Ülkemizi derinden etkileyen deprem ile birlikte yaralar sarılmaya çalışılıyor.

Tam 23 gün geçti.

Deprem faciamız üzerinden üç hafta geçti.

Ülkemiz seferber oldu.

Toplamda on beş milyon insanımız etkilendi.

Tam on bir il.

Dile kolay.

Halen daha sallanıyoruz.

Halen daha sarsıntıları öyle veya böyle hissediyoruz.

Önce 7.7 hemen aynı gün 7.6.

İki hafta sonra Hatay 6.4 ve 5.8 ile sallandı.

Ve dün Malatya 5.3 .

Bununla birlikte artı depremleri de görüyoruz.

Tabi ki burada önemli olan şu.

Enkaz kaldırma çalışmaları sürüyor.

Tam 170 bin bina yıkılacak.

Belki daha da fazla.

Yarım milyonu geçen bağımsız birim var.

Birçok yıkık ve yarı yıkık binalar var.

Orta hasarlı binalarımız var.

Bu arada yarı yıkık veya ağır hasarlı binalar peş peşe olan depremlerle tamamen yıkılıyor.

Çöküyor.

Bazı depremzedeler ağır bir şekilde uyarıya rağmen evlerine giriyor.

Eşya alıyor.

Bu arada can kayıpları da oluyor.

Çok uyarı yapıldı.

Ağır hasarlı evlere girmeyin denilerek.

Ama insanlar dinlemiyor.

Uyarıyı kulak asmıyor.

İllaki evine girecek.

Risk alıyorlar.

Eşyalarını almak istiyorlar.

O bölge beşik gibi sallanıyor.

Ağır hasarlı ve yarı yıkık binalarda risk çok yüksek.

Yetkililer.

İlgililer.

Bakanlarımız.

Devamlı ve sürekli uyarıyor.

Ağır hasarlı ve yıkık binalara girmeyin.

Yarı yıkık konutlara girmeyin.

Eşya almayın.

Ne eşya eksiğiniz varsa bizler alacağız.

Tamamlayacağız.

Evet belki mücevheratı vardır.

Parası vardır.

Nakdi vardır.

Bunun içinde özel arama ve kurtarma ekipleri ile girilsin.

Tedbir alınsın.

Önlem alınsın.

Keşke Zonguldaklı madenciler oradayken herkes eşyasını güvenli bir şekilde alsaydı.

Eşya derken.

Tabi ki önemli olan o an canımızdı.

Canlardı.

Çok özel maddi ve manevi eşyalar için tedbirler alınarak alınması sağlanabilirdi.

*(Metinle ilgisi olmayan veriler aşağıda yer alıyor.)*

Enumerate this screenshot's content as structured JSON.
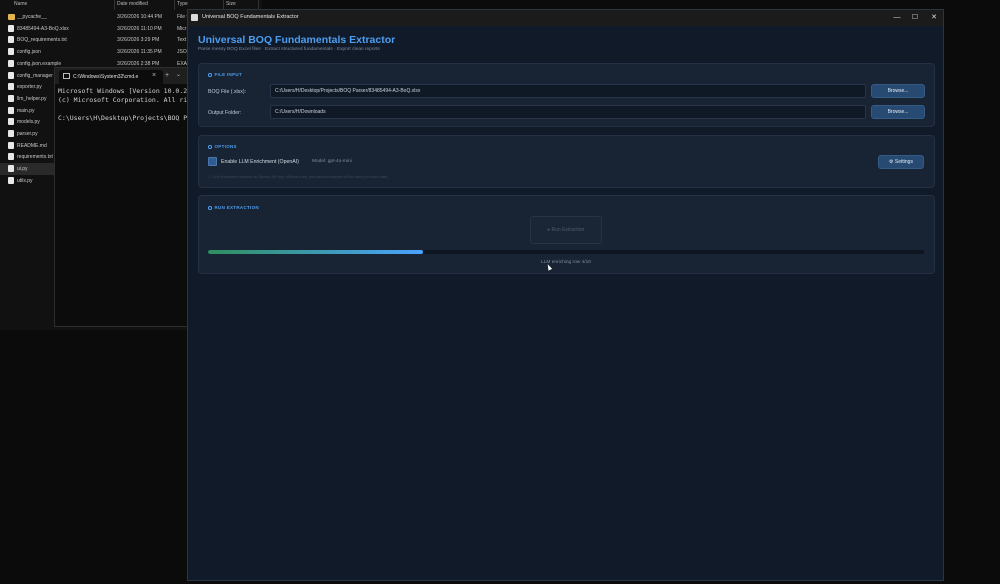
{
  "explorer": {
    "headers": {
      "name": "Name",
      "date": "Date modified",
      "type": "Type",
      "size": "Size"
    },
    "rows": [
      {
        "name": "__pycache__",
        "date": "3/26/2026 10:44 PM",
        "type": "File f",
        "icon": "folder-icon"
      },
      {
        "name": "83485494-A3-BoQ.xlsx",
        "date": "3/26/2026 11:10 PM",
        "type": "Micr",
        "icon": "file-icon"
      },
      {
        "name": "BOQ_requirements.txt",
        "date": "3/26/2026 3:29 PM",
        "type": "Text",
        "icon": "file-icon"
      },
      {
        "name": "config.json",
        "date": "3/26/2026 11:35 PM",
        "type": "JSON",
        "icon": "file-icon"
      },
      {
        "name": "config.json.example",
        "date": "3/26/2026 2:38 PM",
        "type": "EXAI",
        "icon": "file-icon"
      },
      {
        "name": "config_manager",
        "date": "",
        "type": "",
        "icon": "file-icon"
      },
      {
        "name": "exporter.py",
        "date": "",
        "type": "",
        "icon": "file-icon"
      },
      {
        "name": "llm_helper.py",
        "date": "",
        "type": "",
        "icon": "file-icon"
      },
      {
        "name": "main.py",
        "date": "",
        "type": "",
        "icon": "file-icon"
      },
      {
        "name": "models.py",
        "date": "",
        "type": "",
        "icon": "file-icon"
      },
      {
        "name": "parser.py",
        "date": "",
        "type": "",
        "icon": "file-icon"
      },
      {
        "name": "README.md",
        "date": "",
        "type": "",
        "icon": "file-icon"
      },
      {
        "name": "requirements.txt",
        "date": "",
        "type": "",
        "icon": "file-icon"
      },
      {
        "name": "ui.py",
        "date": "",
        "type": "",
        "icon": "file-icon",
        "selected": true
      },
      {
        "name": "utils.py",
        "date": "",
        "type": "",
        "icon": "file-icon"
      }
    ]
  },
  "terminal": {
    "tab_title": "C:\\Windows\\System32\\cmd.e",
    "close_glyph": "×",
    "new_tab_glyph": "+",
    "dropdown_glyph": "⌄",
    "lines": [
      "Microsoft Windows [Version 10.0.262",
      "(c) Microsoft Corporation. All righ",
      "",
      "C:\\Users\\H\\Desktop\\Projects\\BOQ Par"
    ]
  },
  "app": {
    "window_title": "Universal BOQ Fundamentals Extractor",
    "minimize_glyph": "—",
    "maximize_glyph": "☐",
    "close_glyph": "✕",
    "title": "Universal BOQ Fundamentals Extractor",
    "subtitle": "Parse messy BOQ Excel files · Extract structured fundamentals · Export clean reports",
    "file_input": {
      "section_title": "FILE INPUT",
      "boq_label": "BOQ File (.xlsx):",
      "boq_value": "C:/Users/H/Desktop/Projects/BOQ Parser/83485494-A3-BoQ.xlsx",
      "output_label": "Output Folder:",
      "output_value": "C:/Users/H/Downloads",
      "browse_label": "Browse..."
    },
    "options": {
      "section_title": "OPTIONS",
      "llm_label": "Enable LLM Enrichment (OpenAI)",
      "llm_checked": true,
      "model_label": "Model: gpt-4o-mini",
      "settings_label": "⚙ Settings",
      "hint": "ⓘ LLM enrichment requires an OpenAI API key. Without a key, rule-based extraction will be used (no cloud calls)."
    },
    "run": {
      "section_title": "RUN EXTRACTION",
      "button_label": "▸  Run Extraction",
      "progress": 0.3,
      "status": "LLM enriching row 4/10"
    },
    "colors": {
      "accent": "#4d9ef0",
      "progress_start": "#2f8f5e",
      "progress_end": "#4aa3ff"
    }
  }
}
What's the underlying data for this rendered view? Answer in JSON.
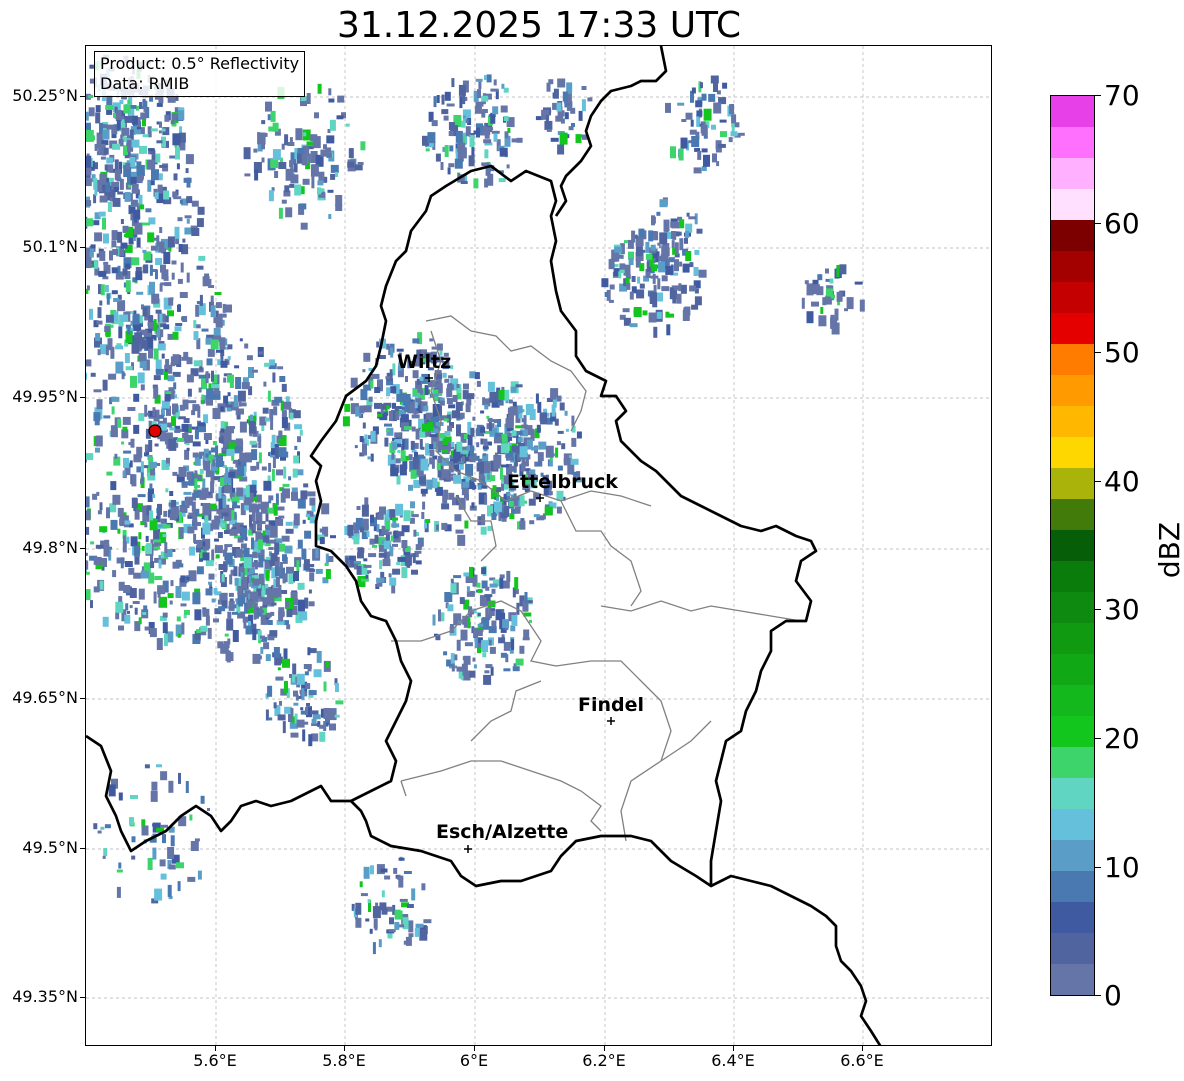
{
  "title": "31.12.2025 17:33 UTC",
  "info_box": {
    "product": "Product: 0.5° Reflectivity",
    "data_source": "Data: RMIB"
  },
  "latitude_labels": [
    "50.25°N",
    "50.1°N",
    "49.95°N",
    "49.8°N",
    "49.65°N",
    "49.5°N",
    "49.35°N"
  ],
  "longitude_labels": [
    "5.6°E",
    "5.8°E",
    "6°E",
    "6.2°E",
    "6.4°E",
    "6.6°E"
  ],
  "cities": [
    {
      "name": "Wiltz",
      "lat": 49.97,
      "lon": 5.93
    },
    {
      "name": "Ettelbruck",
      "lat": 49.85,
      "lon": 6.1
    },
    {
      "name": "Findel",
      "lat": 49.63,
      "lon": 6.21
    },
    {
      "name": "Esch/Alzette",
      "lat": 49.5,
      "lon": 5.99
    }
  ],
  "radar_site": {
    "lat": 49.915,
    "lon": 5.505,
    "color": "#e00000"
  },
  "colorbar": {
    "unit": "dBZ",
    "min": 0,
    "max": 70,
    "tick_labels": [
      "0",
      "10",
      "20",
      "30",
      "40",
      "50",
      "60",
      "70"
    ],
    "colors": [
      "#6575a8",
      "#50649f",
      "#3f5aa0",
      "#4a78b0",
      "#5a9ec8",
      "#65c0dc",
      "#5fd5c2",
      "#3dd46b",
      "#12c61e",
      "#12b81c",
      "#11a815",
      "#109a12",
      "#0e8a10",
      "#0a7c0c",
      "#075e08",
      "#437b0a",
      "#aab30a",
      "#ffd700",
      "#ffb700",
      "#ff9a00",
      "#ff7c00",
      "#e50000",
      "#c40000",
      "#a30000",
      "#7c0000",
      "#ffe0ff",
      "#ffb0ff",
      "#ff70ff",
      "#e840e8"
    ]
  },
  "colors": {
    "border": "#000000",
    "canton_line": "#808080",
    "grid": "#b0b0b0"
  }
}
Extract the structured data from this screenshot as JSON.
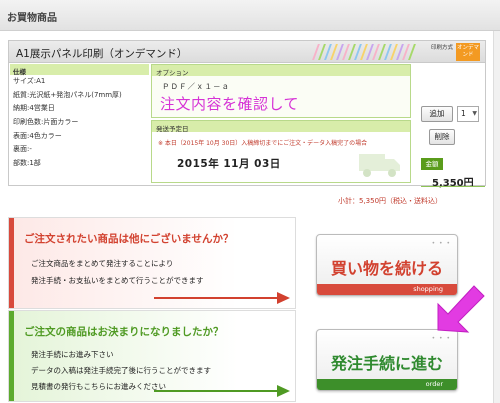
{
  "header": {
    "title": "お買物商品"
  },
  "product": {
    "title": "A1展示パネル印刷（オンデマンド）",
    "badge_a": "印刷方式",
    "badge_b": "オンデマンド",
    "specs_header": "仕様",
    "specs": [
      "サイズ:A1",
      "紙質:光沢紙+発泡パネル(7mm厚)",
      "納期:4営業日",
      "印刷色数:片面カラー",
      "表面:4色カラー",
      "裏面:-",
      "部数:1部"
    ],
    "option_header": "オプション",
    "option_text": "ＰＤＦ／ｘ１－ａ",
    "overlay_text": "注文内容を確認して",
    "ship_header": "発送予定日",
    "ship_note": "※ 本日（2015年 10月 30日）入稿締切までにご注文・データ入稿完了の場合",
    "ship_date": "2015年 11月 03日",
    "add_label": "追加",
    "quantity": "1",
    "delete_label": "削除",
    "amount_label": "金額",
    "amount": "5,350円"
  },
  "subtotal": "小計：5,350円（税込・送料込）",
  "panels": {
    "continue": {
      "title": "ご注文されたい商品は他にございませんか？",
      "lines": [
        "ご注文商品をまとめて発注することにより",
        "発注手続・お支払いをまとめて行うことができます"
      ]
    },
    "decided": {
      "title": "ご注文の商品はお決まりになりましたか？",
      "lines": [
        "発注手続にお進み下さい",
        "データの入稿は発注手続完了後に行うことができます",
        "見積書の発行もこちらにお進みください"
      ]
    }
  },
  "buttons": {
    "shopping_label": "買い物を続ける",
    "shopping_sub": "shopping",
    "order_label": "発注手続に進む",
    "order_sub": "order"
  },
  "colors": {
    "accent_red": "#d2412f",
    "accent_green": "#4f9a23",
    "highlight_magenta": "#e23be2"
  }
}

Bunları şunun için söylüyorum.

Geçtiğimiz günlerde Hatay depremi oldu.

Binalarda eşya çıkartan tam altı vatandaşımız vefat etti.

İki önce Malatya depremi bir vatandaşımız vefat etti.

Yıkık.

Ve ağır hasarlı binalara girmeyin sözlerini devamlı ve sürekli duyuyoruz.

Uyarılar yapılıyor.

Lütfen girmeyiniz.

Canınızdan çok daha  mı, önemli.

Eğer illaki girilecekse.

Önlem ve tedbir alınsın.

Bu dediklerimiz yapılmazsa.

Uyulmazsa.

Sonra en ufak bir sarsıntıda binalar yerle bir.

Onun için bir kez daha bizlerde söyleyelim.

Yazalım.

Ağır hasarlı ve yıkık binalar.

Yarı yıkık da dahil.

Hemen yıkılacak.

Çünkü yıkılma ne kadar gecikirse geciksin.

Depremzede vatandaşlarımız bir şekilde evine girmek istiyor.

Alması gereken eşyası varsa alıyor.

Veya alma teşebbüsünde kendi bulunuyor.

Dediğim gibi neye rağmen.

Can pahasına rağmen.

Tamam mal canın yongasıdır.

Ama hiçbir depremzedenin canından da önemli değildir.

İki gün önce Çevre, Şehircilik ve İklim değişikliği bakanımız Murat Kurum, açıkladı.

Bağımsız birim olan tam 524 000 konutun acil odaklı, ivedilikle yıkılacağını ifade etti.

Binalar ve bağımsız birimler bir an önce yıkılacak ve enkaz kaldırılacak.

Çünkü deprem oldukça ,

Sarsıntılar çoğaldıkça.

Ağır hasarlı binalar en ufak bir sarsıntı ile hemen yıkılıyor.

Kağıt gibi çöküyor.

Ve gelelim yatırımlara.

Ülkemiz çok derin bir deprem felaketinden geçerken.

Ülke geneli kamu yatırımlarında süreceği müjdesini aldık.

Zonguldak içinde geçerli.

Birçok projenin hemen başlayacağı ve lavuar alanı olsun.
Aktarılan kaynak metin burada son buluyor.